Let \(I\) be a square-free monomial ideal, and let \(H_I\) denote its associated hypergraph. We introduce the notion of generalized \(k\)-admissible matchings for hypergraphs, extending the concept of k-admissible matchings for graphs due to Erey and Hibi. Using this framework, we establish a sharp lower bound for the Castelnuovo-Mumford regularity of the \(k\)-th square-free power \(I^{[k]}\).
In the case when \(I\) is equigenerated in degree \(d\), this lower bound can be described using a combinatorial invariant \(aim(H_I,k)\), called the \(k\)-admissible matching number of \(H_I\). More specifically, we prove that \(reg(I^{[k]}) \geq (d-1) aim(H_I,k)+k\) whenever \(I^{[k]}\neq 0\).
Even in the special case of edge ideals \(I(G)\), this yields the first general lower bound for \(reg(I(G)^{[k]})\) in terms of \(k\)-admissible matchings. Moreover, when \(G\) is a forest, the invariant \(aim(G,k)\) coincides with the classical \(k\)-admissible matching number.
We further conjecture that this lower bound is attained for chordal graphs.

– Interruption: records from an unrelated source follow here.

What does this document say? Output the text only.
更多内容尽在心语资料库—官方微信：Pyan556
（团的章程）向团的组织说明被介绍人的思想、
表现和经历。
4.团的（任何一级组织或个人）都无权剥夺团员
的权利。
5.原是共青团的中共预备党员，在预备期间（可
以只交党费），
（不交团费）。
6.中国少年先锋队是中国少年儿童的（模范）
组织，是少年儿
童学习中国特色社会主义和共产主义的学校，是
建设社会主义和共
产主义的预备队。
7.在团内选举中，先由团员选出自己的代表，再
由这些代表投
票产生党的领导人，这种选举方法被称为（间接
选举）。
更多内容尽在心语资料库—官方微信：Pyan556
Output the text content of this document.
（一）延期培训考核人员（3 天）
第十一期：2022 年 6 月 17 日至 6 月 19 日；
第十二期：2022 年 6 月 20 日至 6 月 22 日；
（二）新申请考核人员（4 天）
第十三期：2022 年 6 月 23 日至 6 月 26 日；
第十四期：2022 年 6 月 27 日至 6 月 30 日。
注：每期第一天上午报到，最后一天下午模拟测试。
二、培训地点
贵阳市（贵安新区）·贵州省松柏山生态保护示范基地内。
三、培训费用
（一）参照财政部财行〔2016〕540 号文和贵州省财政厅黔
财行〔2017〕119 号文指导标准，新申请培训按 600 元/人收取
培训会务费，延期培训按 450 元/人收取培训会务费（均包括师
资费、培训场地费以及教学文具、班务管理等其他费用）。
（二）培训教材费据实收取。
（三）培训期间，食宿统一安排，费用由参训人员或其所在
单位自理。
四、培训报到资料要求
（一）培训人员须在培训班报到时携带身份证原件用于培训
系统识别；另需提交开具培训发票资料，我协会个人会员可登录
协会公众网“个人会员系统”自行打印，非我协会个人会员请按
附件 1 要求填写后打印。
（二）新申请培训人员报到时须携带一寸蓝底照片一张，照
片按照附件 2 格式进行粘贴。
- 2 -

In support of this conjecture, we present two cases in which the general lower bound is achieved. We show that if \(G\) is a block graph, then \(reg(I(G)^{[k]})= aim(G,k)+k\). Additionally, for a Cohen-Macaulay chordal graph \(G\), we show that \(reg(I(G)^{[2]})= aim(G,2)+2\).
This talk is based on a recent work with A. Roy and K. Saha.